Иоганн Гете - Собрание сочинений в десяти томах. Том седьмой. Годы учения Вильгельма Мейстера
Очень скоро я поняла, что идти прямым путем моей душе мешают глупые забавы и заботы о нестоящих делах; вопрос «как» и «где» я не замедлила разрешить. Но как мне быть в мире, где дарит равнодушие или безумие? Я бы рада была оставить все попечения, бездумно жить и благоденствовать, как другие люди; но это не было мне дано, все во мне противилось этому. Удалиться от света, изменить обстоятельства своей жизни я не могла. Я находилась в замкнутом круге и не могла порвать исконные связи, а в деле, столь близком моему сердцу, одна фатальная незадача громоздилась на другую. В слезах ложилась я спать и в слезах же вставала после бессонной ночи; я нуждалась в крепкой опоре, но бог отказывал мне в ней, покуда я не сбросила дурацкого колпака.

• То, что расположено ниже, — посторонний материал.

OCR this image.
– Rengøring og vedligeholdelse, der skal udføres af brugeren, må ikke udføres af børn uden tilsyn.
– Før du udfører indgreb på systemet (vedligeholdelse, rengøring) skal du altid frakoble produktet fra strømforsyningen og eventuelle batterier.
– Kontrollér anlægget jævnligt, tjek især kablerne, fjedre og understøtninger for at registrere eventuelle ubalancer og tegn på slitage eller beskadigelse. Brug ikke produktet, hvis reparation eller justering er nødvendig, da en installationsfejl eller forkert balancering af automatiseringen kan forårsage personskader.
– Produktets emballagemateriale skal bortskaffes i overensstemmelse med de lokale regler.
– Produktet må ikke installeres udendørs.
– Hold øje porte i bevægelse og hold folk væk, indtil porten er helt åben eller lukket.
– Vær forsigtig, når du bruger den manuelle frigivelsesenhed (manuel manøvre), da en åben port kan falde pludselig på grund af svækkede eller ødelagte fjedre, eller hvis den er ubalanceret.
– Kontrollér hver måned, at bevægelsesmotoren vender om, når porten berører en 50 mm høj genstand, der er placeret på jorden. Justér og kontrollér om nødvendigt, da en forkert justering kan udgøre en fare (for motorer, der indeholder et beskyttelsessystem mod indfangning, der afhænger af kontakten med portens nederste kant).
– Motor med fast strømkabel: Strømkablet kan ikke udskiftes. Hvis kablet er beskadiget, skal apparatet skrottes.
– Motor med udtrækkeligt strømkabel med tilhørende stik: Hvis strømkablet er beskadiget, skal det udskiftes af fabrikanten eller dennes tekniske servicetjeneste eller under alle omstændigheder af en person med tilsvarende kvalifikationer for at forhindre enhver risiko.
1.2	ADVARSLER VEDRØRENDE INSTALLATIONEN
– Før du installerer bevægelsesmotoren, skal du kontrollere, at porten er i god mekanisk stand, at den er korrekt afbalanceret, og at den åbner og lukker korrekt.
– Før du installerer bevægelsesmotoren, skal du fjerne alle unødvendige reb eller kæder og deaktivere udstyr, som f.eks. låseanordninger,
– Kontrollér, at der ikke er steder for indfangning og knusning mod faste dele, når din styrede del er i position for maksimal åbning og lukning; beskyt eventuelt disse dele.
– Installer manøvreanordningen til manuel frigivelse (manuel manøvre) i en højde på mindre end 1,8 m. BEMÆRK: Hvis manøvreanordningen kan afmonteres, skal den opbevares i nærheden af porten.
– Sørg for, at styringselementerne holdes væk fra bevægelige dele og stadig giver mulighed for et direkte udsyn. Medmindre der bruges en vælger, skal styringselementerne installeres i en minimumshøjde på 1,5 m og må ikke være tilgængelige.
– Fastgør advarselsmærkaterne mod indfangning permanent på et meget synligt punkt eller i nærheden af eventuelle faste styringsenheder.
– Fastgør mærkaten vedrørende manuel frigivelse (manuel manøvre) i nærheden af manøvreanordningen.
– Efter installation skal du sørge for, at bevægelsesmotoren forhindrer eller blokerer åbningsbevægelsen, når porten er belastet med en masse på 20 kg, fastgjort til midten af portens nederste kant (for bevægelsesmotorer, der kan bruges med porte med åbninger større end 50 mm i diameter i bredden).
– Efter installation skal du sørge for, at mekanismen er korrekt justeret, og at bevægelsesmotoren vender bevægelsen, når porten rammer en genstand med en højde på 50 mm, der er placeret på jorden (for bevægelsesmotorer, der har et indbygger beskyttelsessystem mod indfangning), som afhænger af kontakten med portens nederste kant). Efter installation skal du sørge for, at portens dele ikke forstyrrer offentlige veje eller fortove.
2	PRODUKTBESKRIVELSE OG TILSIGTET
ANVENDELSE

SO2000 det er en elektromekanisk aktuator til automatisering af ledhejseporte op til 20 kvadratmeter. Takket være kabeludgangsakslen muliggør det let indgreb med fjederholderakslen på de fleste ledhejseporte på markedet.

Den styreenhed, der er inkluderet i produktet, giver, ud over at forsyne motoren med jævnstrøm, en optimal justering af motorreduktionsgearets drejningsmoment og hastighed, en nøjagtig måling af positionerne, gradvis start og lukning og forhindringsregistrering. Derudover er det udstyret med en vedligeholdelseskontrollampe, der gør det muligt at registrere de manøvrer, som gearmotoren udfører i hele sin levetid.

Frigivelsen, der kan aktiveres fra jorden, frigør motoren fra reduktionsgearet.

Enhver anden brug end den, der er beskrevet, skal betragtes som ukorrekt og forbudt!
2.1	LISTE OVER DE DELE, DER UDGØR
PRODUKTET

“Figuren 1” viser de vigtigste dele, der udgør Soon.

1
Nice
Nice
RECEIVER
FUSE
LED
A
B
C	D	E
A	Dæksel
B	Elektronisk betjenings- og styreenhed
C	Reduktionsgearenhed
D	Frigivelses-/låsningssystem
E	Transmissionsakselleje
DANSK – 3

Тут я принялась взвешивать каждый из своих поступков: в первую очередь подверглись разбору игры и танцы. Все, что было против них говорено, думано или писано, я разыскала, обсудила, прочитала, взвесила, преувеличила, презрела и при этом истерзалась вконец. Ежели бы я отказалась от них, то, без сомнения, огорчила бы Нарцисса — он превыше всего боялся показаться смешным, проявив перед лицом света сугубое прямодушие. Отныне я не по собственному тяготению, а только в угоду ему делала то, что почитала глупостью, вредоносной глупостью, все это и давалось мне теперь до крайности тяжело.
Без навязчивых длиннот и повторений я не могла бы описать, каких трудов стоило мне, предаваясь занятиям, которые отвлекали меня и нарушали мой душевный покой, так стараться, чтобы сердце мое оставалось открыто воздействию незримого существа, и как тягостно было убедиться, что таким путем не разрешить внутренней распри. Ибо стоило мне облечься в мишуру суетности, как дело не ограничивалось наружной маской, — нет, глупость тотчас же пропитывала всю меня насквозь.
Да будет мне позволено преступить здесь закон последовательного повествования и высказать кое-какие наблюдения над тем, что совершалось во мне. Что же настолько изменило мой вкус и образ мыслей, чтобы на двадцать втором году жизни и даже ранее того я перестала находить радость в забавах, которыми невинным образом наслаждаются люди этого возраста? Почему они уже не казались мне невинными? Могу сразу же дать ответ: потому что для меня они и не были невинными, потому что я, в отличие от моих сверстников, успела познать свою душу. Да, на опыте, который приобрела, не ища его, убедилась я, что существуют более высокие чувствования, дарующие подлинную усладу, которую тщетно искать в пустых увеселениях, и что в этих высших радостях таятся сокровища силы, придающие крепость в беде.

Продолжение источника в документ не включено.